На его голос из угла комнаты, из-за ткацкого станка, быстро что-то пряча в одежде, поднялась Миртала и, подойдя к названому отцу, низко поклонилась и прижалась горячими губами к его руке.
— Йонатан еще не вернулся из дома Гория, к которому направился сразу после твоего ухода.
Когда она говорила это, в ее голосе звучала печаль души блуждающей, но неспособной расстаться, словно с самой жизнью, со своей ошибкой.
Миртала уселась на глинобитном полу рядом со своими станками и не отводила от лица Менахема глаз, в которые, казалось, стекались все мысли ее и чувства. Он снял тюрбан и обнажил седеющую голову, надел маленькую круглую шапочку, не прикрывавшую его высокого, изборожденного морщинами чела. При свете маленькой лампы Менахем громко читал тексты, записанные на разложенных перед ним листах пергамента. Напротив из тени проступало темное и изможденное, но внимательное и сосредоточенное лицо сидевшего на низком табурете Йонатана. Над головами мужчин собирался дым от горящей лампы; голос читавшего Менахема разносился по комнатке. То, что он читал, было плодом мечтаний, страданий и размышлений всей его жизни, произведением, которое он вот уже много лет писал и в комнатке этой, и у входа в рощу Эгерии.

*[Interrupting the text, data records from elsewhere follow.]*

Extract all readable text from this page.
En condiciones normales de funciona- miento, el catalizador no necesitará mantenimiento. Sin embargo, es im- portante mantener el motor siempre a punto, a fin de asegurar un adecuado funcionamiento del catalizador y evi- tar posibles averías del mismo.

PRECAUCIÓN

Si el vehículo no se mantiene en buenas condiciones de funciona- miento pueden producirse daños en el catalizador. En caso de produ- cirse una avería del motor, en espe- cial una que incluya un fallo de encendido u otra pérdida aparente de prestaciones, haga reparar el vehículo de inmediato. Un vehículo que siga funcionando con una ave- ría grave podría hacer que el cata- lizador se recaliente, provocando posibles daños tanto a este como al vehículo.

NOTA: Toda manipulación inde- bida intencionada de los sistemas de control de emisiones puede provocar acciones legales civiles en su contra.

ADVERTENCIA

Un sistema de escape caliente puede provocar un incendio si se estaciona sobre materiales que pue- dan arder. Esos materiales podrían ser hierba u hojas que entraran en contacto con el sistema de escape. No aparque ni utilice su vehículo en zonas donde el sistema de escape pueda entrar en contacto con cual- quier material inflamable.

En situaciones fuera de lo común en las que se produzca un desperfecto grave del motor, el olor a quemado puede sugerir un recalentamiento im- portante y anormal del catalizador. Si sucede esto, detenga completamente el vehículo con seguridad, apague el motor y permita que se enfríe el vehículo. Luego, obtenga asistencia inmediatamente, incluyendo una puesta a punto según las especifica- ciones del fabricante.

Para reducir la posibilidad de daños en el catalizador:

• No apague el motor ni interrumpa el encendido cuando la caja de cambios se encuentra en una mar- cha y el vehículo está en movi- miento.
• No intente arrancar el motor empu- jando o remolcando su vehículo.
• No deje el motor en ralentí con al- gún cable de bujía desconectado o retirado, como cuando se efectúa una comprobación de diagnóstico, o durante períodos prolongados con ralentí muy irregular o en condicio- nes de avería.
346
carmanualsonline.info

Скорбные стоны, крики отчаяния, мольбы, упреки и вопросы, обращенные к Богу, бунт против самого Бога, мистические видения райского будущего, жестокорадостные проклятья, изрыгаемые на врагов, фантастические сны и фантазии, представляющие врагов тех в виде многоглавых орлов, несущих погибель крылатых коней, морей, изливающих в мир черные зловонные воды, — все это складывалось в мрачную конвульсивную поэму, и представляла она собой не что иное, как одно из тех произведений, которые, нося название Апокалипсиса, стаями разлетались тогда по всему миру.

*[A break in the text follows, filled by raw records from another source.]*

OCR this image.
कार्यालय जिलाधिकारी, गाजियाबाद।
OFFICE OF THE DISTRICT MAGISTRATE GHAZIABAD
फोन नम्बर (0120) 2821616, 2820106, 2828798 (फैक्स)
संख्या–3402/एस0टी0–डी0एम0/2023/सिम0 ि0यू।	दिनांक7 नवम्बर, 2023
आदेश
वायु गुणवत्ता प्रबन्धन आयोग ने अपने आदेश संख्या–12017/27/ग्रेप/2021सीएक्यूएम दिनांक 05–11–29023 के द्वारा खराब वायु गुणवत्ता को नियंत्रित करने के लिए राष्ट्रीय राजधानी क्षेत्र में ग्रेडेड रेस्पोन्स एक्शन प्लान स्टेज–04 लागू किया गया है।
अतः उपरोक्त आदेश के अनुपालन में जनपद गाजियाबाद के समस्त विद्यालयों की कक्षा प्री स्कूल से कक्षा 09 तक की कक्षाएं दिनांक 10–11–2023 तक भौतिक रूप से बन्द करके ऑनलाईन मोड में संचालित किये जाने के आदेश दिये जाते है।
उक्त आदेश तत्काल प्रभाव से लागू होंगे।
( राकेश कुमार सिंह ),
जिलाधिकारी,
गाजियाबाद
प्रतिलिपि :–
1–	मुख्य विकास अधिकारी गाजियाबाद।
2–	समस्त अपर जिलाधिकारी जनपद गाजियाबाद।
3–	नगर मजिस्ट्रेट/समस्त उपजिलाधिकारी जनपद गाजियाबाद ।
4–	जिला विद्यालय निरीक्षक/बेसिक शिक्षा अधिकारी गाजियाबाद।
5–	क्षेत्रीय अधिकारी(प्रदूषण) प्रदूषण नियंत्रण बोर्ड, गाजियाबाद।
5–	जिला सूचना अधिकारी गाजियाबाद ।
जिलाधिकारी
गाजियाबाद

Менахем был поэтом, но таким, какой может появиться только из народа, изо всех сил противостоящего преждевременной смерти, в горячке от полученных ран, обезумевшего от насилия угнетателей и в безумии своем мечтающего о рае, чудищах, чуде спасения и аде отмщения, от невзгод своих убегающего в пьяные конвульсии проклятий или в мистическое царство экстаза.
Он был поэтом. Но он был худ, бос, одет чуть ли не в лохмотья, а из его узкой и слабой груди вырывался хриплый писклявый голос. Теперь же, когда он снял тюрбан и развязал широкий пояс, он, казалось, стал еще ниже ростом и щуплее. В его фигуре и голосе не было ни солидности, ни поэтической возвышенности, ни громоподобных звуков пророка. Когда он вдохновенно читал по написанному или по памяти самую сильную строфу своей поэмы, его не достающие до земли босые ноги болтались в воздухе, а худые руки так неловко дергались, что, видя это, презрительно ухмыльнулся бы самый последний из ораторов с той стороны Тибра. Менахем тогда казался жалкой ощипанной птицей, конвульсивно машущей крылами. Когда же он переходил к скорбной, умоляющей, смиренной строфе, его хриплый голос становился плаксивым и тонким, худое тело раскачивалось взад-вперед, трясущиеся руки беспорядочно касались лба, глаз, щек, груди. И тогда он становился похожим на плаксивого ребенка, тянущего ручонки к материнской груди. Только и всего, метался ли он, плакал ли, сучил ли босыми ногами или смешно пытался придать своим губам выражение ненависти или ужаса; высокое чело его покрыли бесчисленные морщины — письмена о множестве пережитых мечтаний, в глазах пылал огонь невыразимой нежности, а по дряблым, дрожащим желтым щекам время от времени скатывалась большая, светящаяся в тусклом свете лампы слеза.